Data last week showed sentiment among Chinese manufacturers bounced back strongly in March, though analysts warned that the rise mainly reflected the resumption of business in March after a miserable February, when the country was effectively shut down due to the coronavirus, rather than a return to normal economic activity.

The official manufacturing purchasing managers’ index (PMI) – a survey of sentiment among factory owners in the world’s second largest economy – was 52.0 in March, up from an all-time low of 35.7 in February.
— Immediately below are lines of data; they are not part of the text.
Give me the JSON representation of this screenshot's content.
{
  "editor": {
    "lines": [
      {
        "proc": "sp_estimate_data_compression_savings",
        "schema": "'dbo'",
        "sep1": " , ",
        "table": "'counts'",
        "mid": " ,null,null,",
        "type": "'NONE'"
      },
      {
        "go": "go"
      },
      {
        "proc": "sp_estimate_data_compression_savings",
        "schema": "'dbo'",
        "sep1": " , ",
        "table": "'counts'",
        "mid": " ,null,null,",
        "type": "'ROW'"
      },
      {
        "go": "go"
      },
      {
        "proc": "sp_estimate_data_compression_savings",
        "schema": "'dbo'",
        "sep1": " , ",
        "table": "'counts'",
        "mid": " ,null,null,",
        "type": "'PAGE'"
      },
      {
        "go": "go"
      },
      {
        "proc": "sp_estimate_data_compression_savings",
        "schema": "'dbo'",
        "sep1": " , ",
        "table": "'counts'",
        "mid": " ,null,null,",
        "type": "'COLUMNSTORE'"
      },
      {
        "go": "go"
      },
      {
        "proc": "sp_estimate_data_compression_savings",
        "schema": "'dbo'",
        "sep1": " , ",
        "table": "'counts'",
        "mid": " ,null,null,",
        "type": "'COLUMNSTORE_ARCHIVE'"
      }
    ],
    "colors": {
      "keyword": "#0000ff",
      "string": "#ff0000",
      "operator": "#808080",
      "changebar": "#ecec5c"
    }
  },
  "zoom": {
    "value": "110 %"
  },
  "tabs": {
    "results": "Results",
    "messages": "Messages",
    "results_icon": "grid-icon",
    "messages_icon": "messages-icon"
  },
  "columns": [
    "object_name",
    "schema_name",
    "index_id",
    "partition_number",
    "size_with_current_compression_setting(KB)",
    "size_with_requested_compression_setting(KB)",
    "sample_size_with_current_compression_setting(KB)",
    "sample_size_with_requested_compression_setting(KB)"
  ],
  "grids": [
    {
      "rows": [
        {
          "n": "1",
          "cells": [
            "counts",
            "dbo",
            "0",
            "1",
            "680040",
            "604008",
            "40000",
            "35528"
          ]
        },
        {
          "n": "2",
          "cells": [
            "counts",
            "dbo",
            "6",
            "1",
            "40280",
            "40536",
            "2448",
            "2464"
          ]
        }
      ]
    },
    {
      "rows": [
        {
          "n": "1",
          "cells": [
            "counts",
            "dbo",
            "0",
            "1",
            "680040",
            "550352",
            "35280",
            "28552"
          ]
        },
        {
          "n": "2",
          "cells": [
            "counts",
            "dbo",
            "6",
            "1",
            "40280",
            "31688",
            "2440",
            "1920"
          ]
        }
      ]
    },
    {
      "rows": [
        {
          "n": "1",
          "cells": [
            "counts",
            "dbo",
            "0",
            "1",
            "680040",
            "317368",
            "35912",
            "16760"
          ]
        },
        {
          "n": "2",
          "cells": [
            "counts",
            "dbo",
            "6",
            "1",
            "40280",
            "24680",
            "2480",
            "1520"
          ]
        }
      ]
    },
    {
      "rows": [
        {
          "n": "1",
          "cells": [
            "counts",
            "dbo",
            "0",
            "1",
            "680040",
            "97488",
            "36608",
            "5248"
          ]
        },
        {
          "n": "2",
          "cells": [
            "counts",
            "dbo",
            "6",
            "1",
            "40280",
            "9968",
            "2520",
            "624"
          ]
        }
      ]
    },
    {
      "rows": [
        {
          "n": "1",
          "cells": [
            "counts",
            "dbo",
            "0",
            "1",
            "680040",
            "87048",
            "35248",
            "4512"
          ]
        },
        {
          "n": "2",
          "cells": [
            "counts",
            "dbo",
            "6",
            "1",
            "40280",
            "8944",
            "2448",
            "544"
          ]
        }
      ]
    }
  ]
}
China’s non-manufacturing PMI – a gauge of sentiment in the services and construction sectors – also recovered to 52.3 from 29.6 in February, another record low.

Analysts generally agree China’s economy is likely to rebound in the second quarter starting in April, although there is debate about how strong the recovery will be.

Weak demand for Chinese manufactured goods could push the PPI to an even lower level in coming months, said Liu Xuezhi, a senior researcher with the Bank of Communications.

“It will depend on how fast China’s infrastructure construction can progress and if overseas orders can recover once the global pandemic is contained,” he said.

The central government is urging businesses to resume operations and ramping up support, as it seeks to turn the economy around from what is expected to be a contraction in the first quarter.